An iconic Toronto building gets a facelift

Category

Neighbourhoods

The metal scaffolding on the corner of Toronto’s Queen and Yonge is cold and narrow. The thin planks underfoot offer little assurance. The space is tight, high above the teeming sidewalks below and the subway underground.

We are examining the damage up and down the outer wall of the once stately building at 2 Queen St. W. in Toronto, on the northwest corner of perhaps the most historically significant retail intersection in Canada.

Yet, the decay is extensive. Project manager Annabel Vaughan of ERA Architects points out section after section of cracked yellow-beige brick. Further along the wall, large swaths of the store’s original exterior terracotta detail have been brutally scraped off, not just by a century of winters and downtown pollution, but by decades of architectural abuse.

Now, the current landlord Cadillac Fairview is hoping, at a hefty expense, to restore the building to its original, 1896 prominence, renewing the welcoming curved brick entrance hugging the sidewalk and turning the building into an upscale retail space connecting to the Toronto Eaton Centre.

Initially, Cadillac Fairview, which also owns the adjacent shopping centre, had a different plan. It sought to build a soaring tower on the site, using the façade of the old building as street-level ornamentation – a stylistic double-take common among a number of new towers throughout the city.

Yet, when it became clear that the plan wouldn’t get the city’s approval, Cadillac Fairview changed course, shifting to an approach that emphasized restoring the building’s original elegance as a central retail store, with a modest three-storey glass extension on top “distinguishable from and visually subordinate to the existing building,” as it says in ERA’s heritage impact assessment (wording that tries to drill home the new, more modest intent).

The first two extra stories are intended as office space, with the top level designed as a restaurant and outdoor terrace. Cadillac Fairview is still in talks with prospective tenants.
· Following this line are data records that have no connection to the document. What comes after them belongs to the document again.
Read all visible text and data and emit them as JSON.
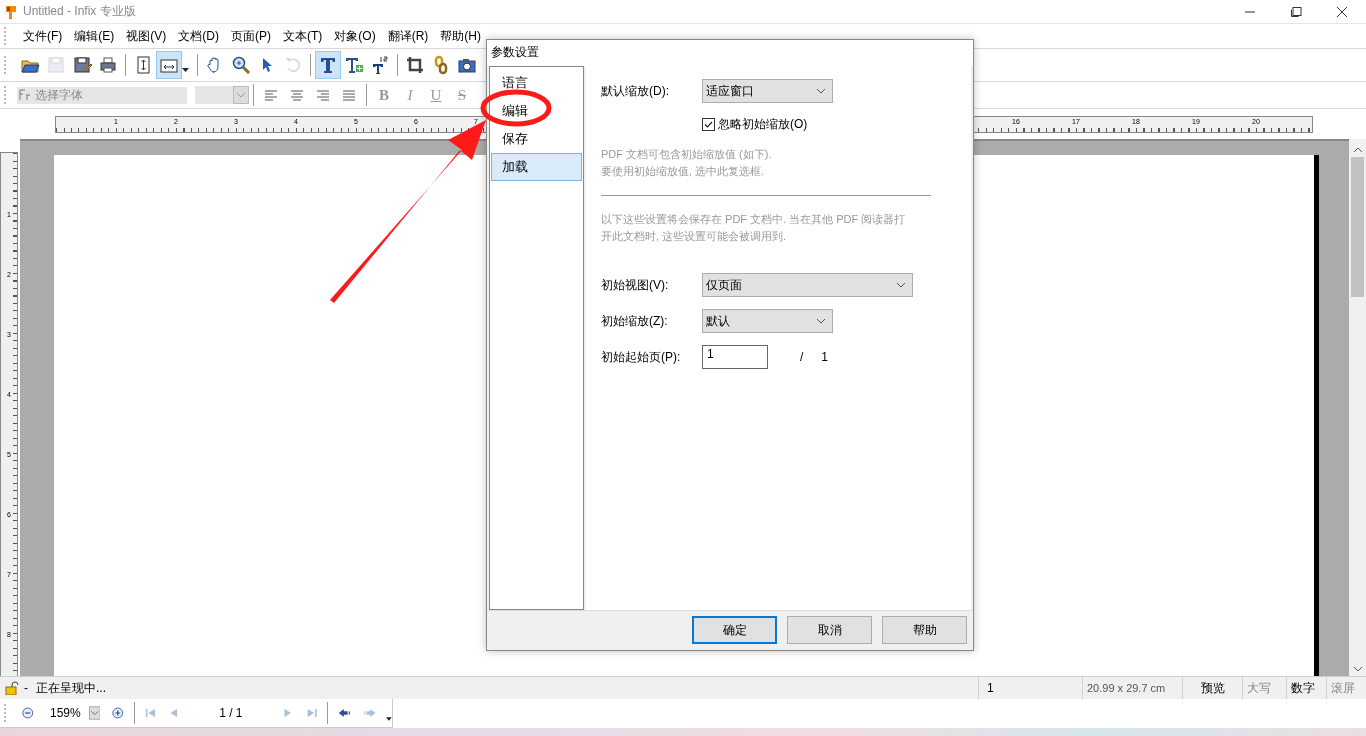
{
  "window": {
    "title": "Untitled - Infix 专业版"
  },
  "menu": [
    "文件(F)",
    "编辑(E)",
    "视图(V)",
    "文档(D)",
    "页面(P)",
    "文本(T)",
    "对象(O)",
    "翻译(R)",
    "帮助(H)"
  ],
  "toolbar": [
    {
      "selected": false,
      "disabled": false
    },
    {
      "selected": false,
      "disabled": true
    },
    {
      "selected": false,
      "disabled": false
    },
    {
      "selected": false,
      "disabled": false
    },
    {
      "selected": false,
      "disabled": false
    },
    {
      "selected": true,
      "disabled": false
    },
    {
      "selected": false,
      "disabled": false
    },
    {
      "selected": false,
      "disabled": false
    },
    {
      "selected": false,
      "disabled": false
    },
    {
      "selected": false,
      "disabled": true
    },
    {
      "selected": true,
      "disabled": false
    },
    {
      "selected": false,
      "disabled": false
    },
    {
      "selected": false,
      "disabled": false
    },
    {
      "selected": false,
      "disabled": false
    },
    {
      "selected": false,
      "disabled": false
    },
    {
      "selected": false,
      "disabled": false
    }
  ],
  "format_bar": {
    "font": {
      "placeholder": "选择字体"
    },
    "style_buttons": [
      "B",
      "I",
      "U",
      "S"
    ]
  },
  "ruler": {
    "left_labels": [
      "1",
      "2",
      "3",
      "4",
      "5",
      "6",
      "7"
    ],
    "right_labels": [
      "16",
      "17",
      "18",
      "19",
      "20"
    ]
  },
  "vertical_ruler": {
    "labels": [
      "1",
      "2",
      "3",
      "4",
      "5",
      "6",
      "7",
      "8"
    ]
  },
  "dialog": {
    "title": "参数设置",
    "categories": [
      {
        "label": "语言",
        "selected": false
      },
      {
        "label": "编辑",
        "selected": false
      },
      {
        "label": "保存",
        "selected": false
      },
      {
        "label": "加载",
        "selected": true
      }
    ],
    "default_zoom": {
      "label": "默认缩放(D):",
      "value": "适应窗口"
    },
    "ignore_zoom": {
      "label": "忽略初始缩放(O)",
      "checked": true
    },
    "note": [
      "PDF 文档可包含初始缩放值 (如下).",
      "要使用初始缩放值, 选中此复选框."
    ],
    "info": [
      "以下这些设置将会保存在 PDF 文档中. 当在其他 PDF 阅读器打",
      "开此文档时, 这些设置可能会被调用到."
    ],
    "initial_view": {
      "label": "初始视图(V):",
      "value": "仅页面"
    },
    "initial_zoom": {
      "label": "初始缩放(Z):",
      "value": "默认"
    },
    "start_page": {
      "label": "初始起始页(P):",
      "value": "1",
      "separator": "/",
      "total": "1"
    },
    "buttons": [
      {
        "label": "确定",
        "default": true
      },
      {
        "label": "取消",
        "default": false
      },
      {
        "label": "帮助",
        "default": false
      }
    ]
  },
  "status_bar": {
    "lock": "-",
    "message": "正在呈现中...",
    "cells": [
      {
        "text": "1",
        "on": true
      },
      {
        "text": "20.99 x 29.7 cm",
        "on": true
      },
      {
        "text": "预览",
        "on": true
      },
      {
        "text": "大写",
        "on": false
      },
      {
        "text": "数字",
        "on": true
      },
      {
        "text": "滚屏",
        "on": false
      }
    ]
  },
  "nav_bar": {
    "zoom": "159%",
    "page": "1 / 1"
  }
}
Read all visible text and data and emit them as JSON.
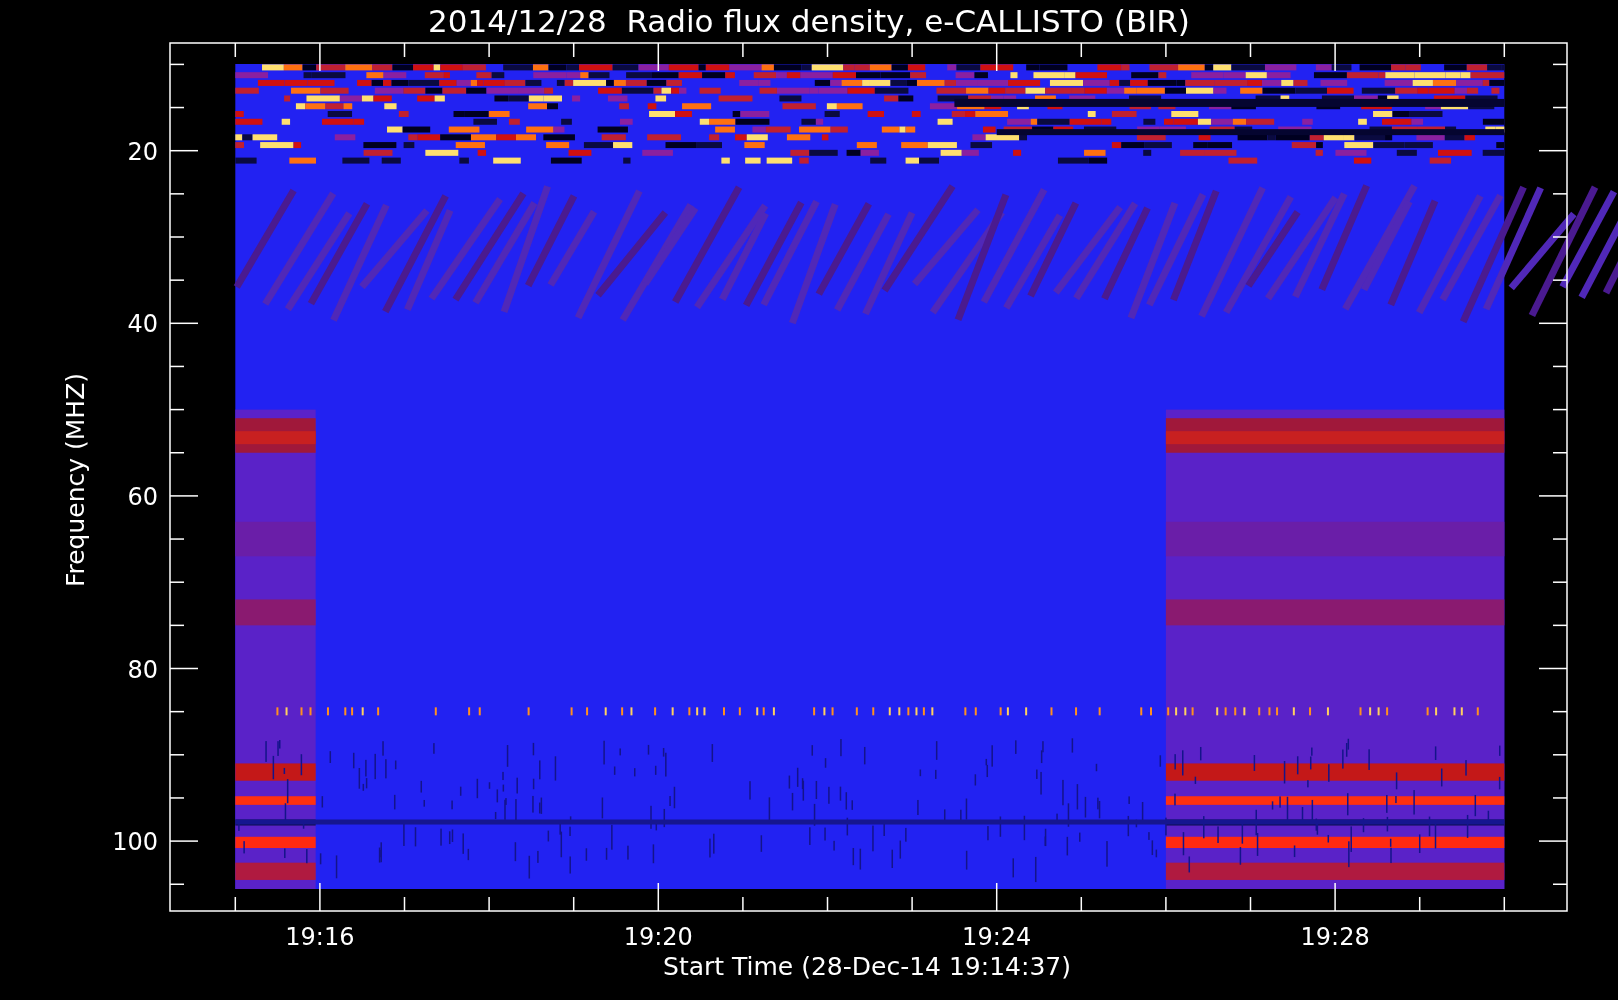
{
  "title": "2014/12/28  Radio flux density, e-CALLISTO (BIR)",
  "y_axis": {
    "label": "Frequency (MHZ)",
    "tick_labels": [
      "20",
      "40",
      "60",
      "80",
      "100"
    ]
  },
  "x_axis": {
    "label": "Start Time (28-Dec-14 19:14:37)",
    "tick_labels": [
      "19:16",
      "19:20",
      "19:24",
      "19:28"
    ]
  }
}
“It really changes the pro forma on a site like this,” said Philip Evans, a principal at ERA. The new plan meant changing from a focus on maximum profit for Cadillac Fairview to concentrating squarely instead on the building’s retail heritage and turning it into a showpiece property, like the attention-getting, revitalized pedestrian bridge just steps away, designed by Zeidler Partnership Architects between Eaton Centre and the Bay department store. (To clarify their different roles, Cadillac Fairview is the landlord, while Zeidler, which designed the Eaton Centre and has remained with the mall throughout its continual rounds of renovations and revitalizations, is the principal architect. ERA is the heritage consultant.)

Cadillac Fairview won’t reveal the cost of the new project, yet “no doubt this is far more expensive than any new building in Toronto,” said David Stewart, senior director at the company, as we surveyed the construction site, adding that the restored property will be “very true to the original in terms of shape and size of bricks, the size of mortar joints, the terracotta. Everything has been mapped to the millimetre. I like to call it a faithful recreation of what was here.”

The interior has been remodelled so many times that the remnants of the original building are mainly just the outside wall, save for some early, round, interior steel beams and the remains of an old wooden elevator shaft. The inside is now gutted and will be entirely rebuilt. The building’s history lies mostly in the smallest exterior details, such as the gilt lettering of the store’s first owner, Philip Jamieson Clothier, inlayed in stone, which had long been hidden by subsequent owners. The backing wall behind the street-facing bricks will also be one of the only remaining pieces of the original building left intact, because so much of the damaged streetside brick and terracotta need replacing.